Wegen Verstoßes gegen das Tierschutzgesetz hat das Amtsgericht Herzberg einen 69-Jährigen und seine 37-jährige Tochter zu einer Geldstrafe verurteilt. Sie hatten einen Dachsbau mit Gülle geflutet.

Herzberg/Göttingen – Normalerweise besiedeln Dachse vor allem Laub- und Mischwälder, wo sie ungestört ihre Erdbauten anlegen können, in denen die nachtaktiven Tiere den Tag verschlafen und ihre Winterruhe abhalten. Dass sich Dachse auf Ackerflächen ansiedeln, kommt eher selten vor.
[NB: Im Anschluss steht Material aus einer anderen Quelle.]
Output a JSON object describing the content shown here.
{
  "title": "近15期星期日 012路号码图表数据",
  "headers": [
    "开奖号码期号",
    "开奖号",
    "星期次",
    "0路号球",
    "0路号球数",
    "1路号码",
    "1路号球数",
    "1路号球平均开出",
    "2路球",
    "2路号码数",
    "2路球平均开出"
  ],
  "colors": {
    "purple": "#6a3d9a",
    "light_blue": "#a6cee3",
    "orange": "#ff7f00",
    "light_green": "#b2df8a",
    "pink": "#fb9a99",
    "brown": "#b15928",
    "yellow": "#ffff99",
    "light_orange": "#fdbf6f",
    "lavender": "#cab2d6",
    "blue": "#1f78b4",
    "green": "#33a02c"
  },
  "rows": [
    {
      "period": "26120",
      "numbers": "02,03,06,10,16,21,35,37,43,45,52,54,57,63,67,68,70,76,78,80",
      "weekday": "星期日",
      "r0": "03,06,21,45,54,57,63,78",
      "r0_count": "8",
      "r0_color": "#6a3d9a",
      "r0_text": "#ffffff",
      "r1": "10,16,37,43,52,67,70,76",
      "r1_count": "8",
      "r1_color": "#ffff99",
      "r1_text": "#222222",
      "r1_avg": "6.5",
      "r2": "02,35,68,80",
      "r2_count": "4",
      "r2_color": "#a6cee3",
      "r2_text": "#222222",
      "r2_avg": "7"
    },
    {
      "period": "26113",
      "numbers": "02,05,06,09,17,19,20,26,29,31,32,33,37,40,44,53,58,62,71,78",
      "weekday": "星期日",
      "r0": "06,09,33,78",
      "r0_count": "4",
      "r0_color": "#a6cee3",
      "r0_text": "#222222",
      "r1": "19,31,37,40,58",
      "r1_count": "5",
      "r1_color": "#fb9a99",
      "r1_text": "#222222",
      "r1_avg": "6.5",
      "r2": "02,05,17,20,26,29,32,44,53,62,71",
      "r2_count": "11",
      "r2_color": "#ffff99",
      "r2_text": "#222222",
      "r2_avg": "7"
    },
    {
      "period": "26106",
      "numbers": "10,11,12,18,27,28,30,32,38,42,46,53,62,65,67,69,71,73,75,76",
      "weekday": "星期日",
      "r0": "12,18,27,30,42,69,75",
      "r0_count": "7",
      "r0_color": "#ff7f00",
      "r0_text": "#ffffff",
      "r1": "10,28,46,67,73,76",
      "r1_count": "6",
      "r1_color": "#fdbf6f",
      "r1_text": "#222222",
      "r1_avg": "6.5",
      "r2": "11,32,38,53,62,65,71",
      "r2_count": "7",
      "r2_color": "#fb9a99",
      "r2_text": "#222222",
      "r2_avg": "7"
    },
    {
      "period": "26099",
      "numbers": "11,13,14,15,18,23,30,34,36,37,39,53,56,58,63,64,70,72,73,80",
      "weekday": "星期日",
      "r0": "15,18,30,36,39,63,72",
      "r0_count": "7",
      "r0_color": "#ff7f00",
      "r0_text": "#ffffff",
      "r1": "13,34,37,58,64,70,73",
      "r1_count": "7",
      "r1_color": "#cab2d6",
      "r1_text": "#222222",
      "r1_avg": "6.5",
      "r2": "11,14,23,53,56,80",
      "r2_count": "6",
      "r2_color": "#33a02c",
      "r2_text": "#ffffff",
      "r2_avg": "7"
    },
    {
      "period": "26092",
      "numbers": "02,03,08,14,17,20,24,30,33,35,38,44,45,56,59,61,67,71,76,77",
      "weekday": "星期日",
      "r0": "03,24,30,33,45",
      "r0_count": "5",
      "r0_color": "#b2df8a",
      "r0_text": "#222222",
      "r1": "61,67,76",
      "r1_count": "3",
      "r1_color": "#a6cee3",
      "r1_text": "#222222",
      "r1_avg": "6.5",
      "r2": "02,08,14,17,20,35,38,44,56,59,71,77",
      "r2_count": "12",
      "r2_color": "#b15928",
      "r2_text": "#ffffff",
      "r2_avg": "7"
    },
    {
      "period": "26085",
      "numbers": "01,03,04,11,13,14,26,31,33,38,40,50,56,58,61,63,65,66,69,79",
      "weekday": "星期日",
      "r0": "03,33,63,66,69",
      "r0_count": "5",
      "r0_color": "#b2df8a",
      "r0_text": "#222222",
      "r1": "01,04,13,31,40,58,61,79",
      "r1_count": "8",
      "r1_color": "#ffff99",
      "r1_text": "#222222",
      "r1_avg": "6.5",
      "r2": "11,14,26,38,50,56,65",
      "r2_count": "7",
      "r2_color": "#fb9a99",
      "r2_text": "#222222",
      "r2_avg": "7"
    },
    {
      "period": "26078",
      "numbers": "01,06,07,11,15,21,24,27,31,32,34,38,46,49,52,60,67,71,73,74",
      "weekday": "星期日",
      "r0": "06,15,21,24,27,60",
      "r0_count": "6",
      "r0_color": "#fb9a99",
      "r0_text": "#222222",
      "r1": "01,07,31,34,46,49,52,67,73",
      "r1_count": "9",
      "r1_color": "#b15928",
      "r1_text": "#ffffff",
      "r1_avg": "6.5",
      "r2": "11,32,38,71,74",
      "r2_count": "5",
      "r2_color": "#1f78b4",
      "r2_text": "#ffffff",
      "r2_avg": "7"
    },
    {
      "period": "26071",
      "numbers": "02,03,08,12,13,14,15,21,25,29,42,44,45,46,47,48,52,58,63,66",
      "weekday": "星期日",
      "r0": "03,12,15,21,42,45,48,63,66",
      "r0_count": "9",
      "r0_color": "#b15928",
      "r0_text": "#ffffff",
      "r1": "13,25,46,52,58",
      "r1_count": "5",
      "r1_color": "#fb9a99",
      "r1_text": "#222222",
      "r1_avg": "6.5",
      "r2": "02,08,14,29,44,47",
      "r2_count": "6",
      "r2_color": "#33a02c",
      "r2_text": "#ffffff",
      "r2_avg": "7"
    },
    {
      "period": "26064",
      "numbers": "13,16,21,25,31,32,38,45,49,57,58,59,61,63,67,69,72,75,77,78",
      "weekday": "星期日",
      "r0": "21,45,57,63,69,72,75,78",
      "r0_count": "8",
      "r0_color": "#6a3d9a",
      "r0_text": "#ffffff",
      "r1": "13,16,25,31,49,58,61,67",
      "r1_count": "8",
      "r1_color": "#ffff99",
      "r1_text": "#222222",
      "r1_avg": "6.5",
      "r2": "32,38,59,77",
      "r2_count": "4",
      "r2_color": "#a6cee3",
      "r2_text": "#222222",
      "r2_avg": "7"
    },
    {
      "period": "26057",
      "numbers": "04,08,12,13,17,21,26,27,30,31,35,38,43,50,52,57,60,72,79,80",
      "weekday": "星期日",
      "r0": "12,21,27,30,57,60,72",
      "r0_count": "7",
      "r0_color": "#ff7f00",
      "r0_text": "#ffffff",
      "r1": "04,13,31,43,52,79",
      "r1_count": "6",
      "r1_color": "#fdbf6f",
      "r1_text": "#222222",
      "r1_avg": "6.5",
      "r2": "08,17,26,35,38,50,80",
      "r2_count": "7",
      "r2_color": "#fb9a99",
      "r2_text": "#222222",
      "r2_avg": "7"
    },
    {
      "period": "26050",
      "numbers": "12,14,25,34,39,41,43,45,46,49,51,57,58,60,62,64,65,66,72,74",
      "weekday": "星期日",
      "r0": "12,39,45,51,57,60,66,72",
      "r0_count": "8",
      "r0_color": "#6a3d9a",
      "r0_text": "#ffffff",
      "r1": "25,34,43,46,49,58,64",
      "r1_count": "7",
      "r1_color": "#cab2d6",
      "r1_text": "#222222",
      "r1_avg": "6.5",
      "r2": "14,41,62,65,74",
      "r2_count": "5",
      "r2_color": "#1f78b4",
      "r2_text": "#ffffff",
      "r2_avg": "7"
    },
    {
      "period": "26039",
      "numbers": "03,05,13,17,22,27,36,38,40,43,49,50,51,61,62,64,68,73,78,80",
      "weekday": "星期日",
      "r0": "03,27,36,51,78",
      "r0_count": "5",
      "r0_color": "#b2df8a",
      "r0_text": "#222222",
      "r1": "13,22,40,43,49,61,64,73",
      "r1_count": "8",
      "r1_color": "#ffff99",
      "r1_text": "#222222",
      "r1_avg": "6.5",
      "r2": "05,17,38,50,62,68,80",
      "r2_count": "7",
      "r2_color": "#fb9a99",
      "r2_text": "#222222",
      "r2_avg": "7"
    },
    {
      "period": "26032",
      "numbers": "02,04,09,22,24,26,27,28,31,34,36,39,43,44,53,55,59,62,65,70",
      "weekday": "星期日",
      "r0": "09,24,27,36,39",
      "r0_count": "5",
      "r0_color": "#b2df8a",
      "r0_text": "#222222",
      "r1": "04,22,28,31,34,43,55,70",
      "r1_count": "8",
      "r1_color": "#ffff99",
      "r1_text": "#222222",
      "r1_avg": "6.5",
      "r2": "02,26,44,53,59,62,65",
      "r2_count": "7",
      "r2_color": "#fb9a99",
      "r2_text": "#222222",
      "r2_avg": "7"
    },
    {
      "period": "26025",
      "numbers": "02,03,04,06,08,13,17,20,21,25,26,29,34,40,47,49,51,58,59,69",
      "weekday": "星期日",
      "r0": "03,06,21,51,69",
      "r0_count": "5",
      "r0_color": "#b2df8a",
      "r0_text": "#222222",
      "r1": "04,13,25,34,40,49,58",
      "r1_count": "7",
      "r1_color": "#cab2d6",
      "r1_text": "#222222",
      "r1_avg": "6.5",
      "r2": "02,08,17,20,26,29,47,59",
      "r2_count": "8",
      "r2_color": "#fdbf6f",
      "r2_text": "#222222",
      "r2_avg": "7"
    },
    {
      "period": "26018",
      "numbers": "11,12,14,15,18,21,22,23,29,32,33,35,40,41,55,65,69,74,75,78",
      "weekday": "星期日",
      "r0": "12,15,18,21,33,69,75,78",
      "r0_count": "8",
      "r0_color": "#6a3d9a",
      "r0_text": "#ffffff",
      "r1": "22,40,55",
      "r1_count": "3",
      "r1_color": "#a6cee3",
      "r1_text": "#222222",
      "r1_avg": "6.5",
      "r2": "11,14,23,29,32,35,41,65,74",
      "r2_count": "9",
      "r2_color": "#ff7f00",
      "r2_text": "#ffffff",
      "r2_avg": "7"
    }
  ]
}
Vater und Tocher fluten Dachsbau mit Gülle - Tier stirbt qualvollen Tod

Nicht nur deshalb war es ein ungewöhnlicher Fall, der vor dem Amtsgericht Herzberg verhandelt wurde: Weil sie im März vergangenen Jahres auf einem Acker in einem Ortsteil von Herzberg einen Dachsbau mit Gülle regelrecht geflutet haben sollen, mussten sich dort ein 69-jähriger Rentner und dessen 37-jährige Tochter verantworten.

Die Staatsanwaltschaft Göttingen hatte sie deshalb wegen Verstoßes gegen das Tierschutzgesetz und unerlaubten Umgangs mit gefährlichen Abfällen angeklagt.

Der Staatsanwalt warf den beiden Hauptbeschuldigten vor, dass sie aus ihrem Gülletankwagen große Mengen Gülle in die Gänge eines Dachsbaus geleitet und die Ausgänge mit Erde zugeschüttet hätten. Dadurch sei ein Dachs, der sich in dem Bau befand, langsam und qualvoll ertrunken. Die Angeklagten hätten das Ertrinken des Dachses beabsichtigt und dessen Qualen zumindest billigend in Kauf genommen. Ein dritter mitangeklagter 78-jähriger Rentner habe ihnen dazu Beihilfe geleistet, indem er mit einer Schaufel dabei geholfen habe, die Ausgänge mit Erde zu verschließen.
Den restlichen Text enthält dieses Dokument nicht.